A self-described “blue-state American” who also owns guns, King is no stranger to how individuals can and do turn to art as inspiration for violence. During the 1990s, no fewer than four shooters read Rage — an early work King wrote in high school years and published under the pseudonym Richard Bachman years later — entered their high schools with guns, held students and teachers hostage, and in some cases killed them. The book chronicles how Charlie Decker, a troubled high school student with a “domineering father,” brought a gun to school, killed his algebra teacher, and held his class hostage — only to see his classmates experience a “psychological inversion” and come to his defense.
After copies of Rage were discovered in the possession of multiple high school shooters, King voluntarily pulled the book from publication. He did so not because the thin tome inspired would-be killers to commit unspeakable carnage; rather it acted “as a possible accelerant” for boys who spent time in psych wards pondering suicide or endured the kind of bullying that results in severe medical paranoia. These boys found a “soul brother” in Decker. He gave them “blueprints to express their hate and rage” and for that, King decided, he “had to go.” “You don’t leave a can of gasoline where a boy with firebug tendencies can lay hands on it,” the author writes in Guns.
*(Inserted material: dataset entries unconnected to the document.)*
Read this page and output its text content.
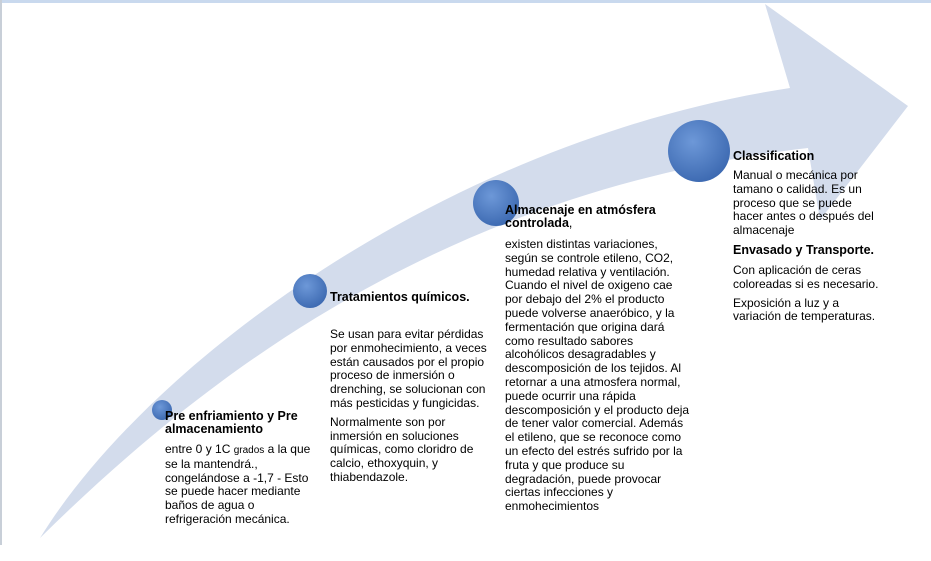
Pre enfriamiento y Pre almacenamiento

entre 0 y 1C grados a la que se la mantendrá., congelándose a -1,7 - Esto se puede hacer mediante baños de agua o refrigeración mecánica.

Tratamientos químicos.

Se usan para evitar pérdidas por enmohecimiento, a veces están causados por el propio proceso de inmersión o drenching, se solucionan con más pesticidas y fungicidas.

Normalmente son por inmersión en soluciones químicas, como cloridro de calcio, ethoxyquin, y thiabendazole.

Almacenaje en atmósfera controlada,

existen distintas variaciones, según se controle etileno, CO2, humedad relativa y ventilación. Cuando el nivel de oxigeno cae por debajo del 2% el producto puede volverse anaeróbico, y la fermentación que origina dará como resultado sabores alcohólicos desagradables y descomposición de los tejidos. Al retornar a una atmosfera normal, puede ocurrir una rápida descomposición y el producto deja de tener valor comercial. Además el etileno, que se reconoce como un efecto del estrés sufrido por la fruta y que produce su degradación, puede provocar ciertas infecciones y enmohecimientos

Classification

Manual o mecánica por tamano o calidad. Es un proceso que se puede hacer antes o después del almacenaje

Envasado y Transporte.

Con aplicación de ceras coloreadas si es necesario.

Exposición a luz y a variación de temperaturas.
But while art that taps into the heart of a troubled soul can “accelerate” violence, there is little evidence that it causes it. Those arguments, often advanced by conservative lawmakers with A ratings from the National Rifle Association — and the NRA itself — “throw popular culture into the debate in the hopes that it’ll be distracting chum to piranhas hungry for scapegoats but reluctant to fight difficult battles to make America safer.” They also avoid any examination of the “state of our own popular culture and the profound fears about justice, disempowerment, and the state of civil society that are reflected in it.”
As King puts it, “To claim that America’s ‘culture of violence’ is responsible for school shootings is tantamount to cigarette company executives declaring that environmental pollution is the chief cause of lung cancer.” Americans consume relatively high levels of gun violence, but we’re not acting out in response to it. Nor are we completely saturating ourselves in it. For instance, King observes that only two of the 10 most popular works of fiction in 2012 featured violence. Just one of the top-grossing movies of 2012 (Skyfall) showed gun killings. Sports, dance, and Mario Brothers are the nation’s most popular video games, and football and detective shows consistently score the highest television ratings.
In the coming days and weeks, gun manufacturers and lobbyists will spend millions convincing American gun owners who actually support sensible regulations that they are “under siege” from President Obama’s government. They’ll argue that the administration’s proposed universal background checks for all gun purchasers and waiting periods are tantamount to big brother keeping tabs on Americans who own firearms, and say that limiting the availability of military-style assault weapons that can fire off tens of bullets in rapid succession without reloading would leave Americans defenseless from home intruders or a government takeover.
They’ll deflect attention from guns and propose expanding access to mental health services, stationing guards in schools, and of course clamping down on the media’s glorification of violence. “One only wishes [NRA Executive VIce President and CEO] Wayne LaPierre and his NRA board of directors could be drafted to some of these [school shooting] scenes, where they would be required to put on booties and rubber gloves and help clean up the blood, the brains, and the chunks of intestine still containing the poor wads of half-digested food that were some innocent bystander’s last meal,” King writes. Maybe then they’ll focus less on the make-believe death in media and the very real destruction that open access to military-style weapons can cause.